Last week was the first time I saw Nissan’s ad for its redesigned Titan pickup line. Admittedly, I was initially impressed with its big chrome grill and its brawny, in your face stance. I mean after all, Nissan is reintroducing the Titan to consumers in what is already a crowded truck market. Ford just introduced its redesigned F-150 last year. GM did the same thing with the updated pickups. Dodge is always a contender with its Ram line of trucks and Toyota has has sustained success with its pickups too. But what impresses (and intrigues) me the most about the new Titan isn’t the shiny grill, it’s spacious interior or strong stance. It’s what’s under its hood that piques my interest (and always should).
When Nissan announced last year that it was re-engineering the Titan from the ground up, the company mentioned that one of the available engine choices would be a Cummins 5.0 L 32 valve DOHC V-8 turbo diesel generating 310 horsepower and an impressive 555 ft-lbs of torque. Since then i’ve been interested in finding out about this mini-workhorse (as far as half-ton trucks go anyways). Cummins has placed its light duty engines in Dodge trucks exclusively for a long time. Unfortunately the partnership between Dodge’s parent company FCA and Cummins will end in 2018. Nissan is stepping in to fill the void left my Dodge and will feature the engine right alongside a naturally aspirated 5.6 L 32 valve DOHC V-8 gasoline engine that will generate 390 horsepower and 394 ft-lbs of torque.

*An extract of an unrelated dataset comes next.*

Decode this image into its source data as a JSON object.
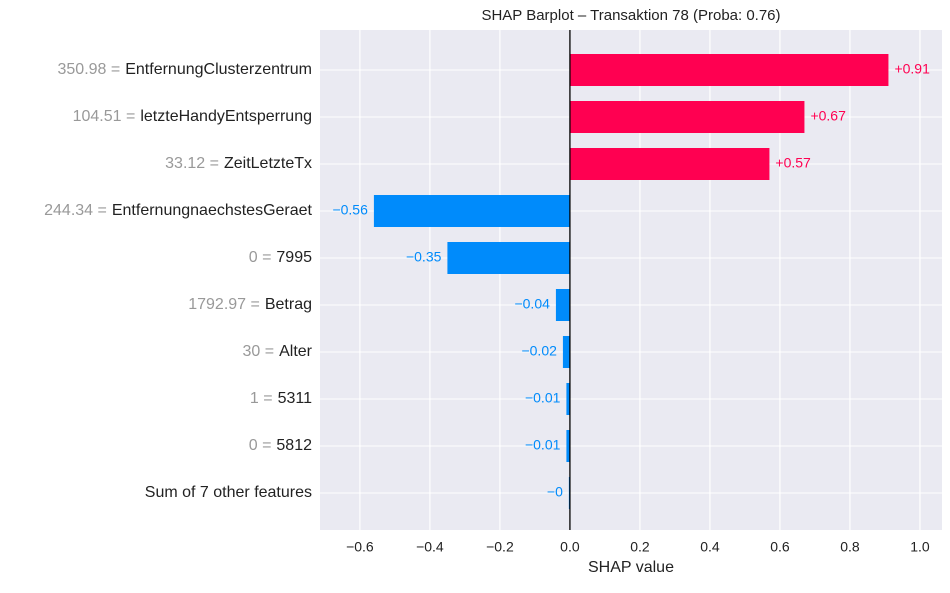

The all new 5.0 L turbo diesel produces its maximum power at 3200 rpm and maximum torque at 1600 rpm. Maximum towing capacity is 12,300 lbs. The engine is comprised of a graphite iron block, forged steel crankshaft with composite valve covers and aluminum alloy heads. Air induction is supplied by a specially designed dual stage turbocharger which provides power at high as well as lower engine speeds. This should give the engine a high level of torque across a wide range of the powerband. The fuel feed is provided by a high pressure fuel rail and fuel injection is fully integrated and electronically controlled. The 5.0 liter engine will also incorporate a number of emissions technologies such as an advanced catalytic reduction system and a diesel particulate filter to minimize emissions while maximizing fuel efficiency and engine performance.
Overall, engineers from both companies sought to design an engine that produces maximum power for truck owners for daily applications while minimizing engine vibration and noise and optimizing ride quality. These are problems that have always been persistent in diesel engines but at the same time are trade-offs for an increase in power from a gasoline motor of roughly the same displacement. However, the new engine is a well engineered marvel of technology whose torque is well suited for boat towing, vehicle towing or load hauling. Truck buyers will be able to perform the tough tasks they need to do both quickly and comfortably.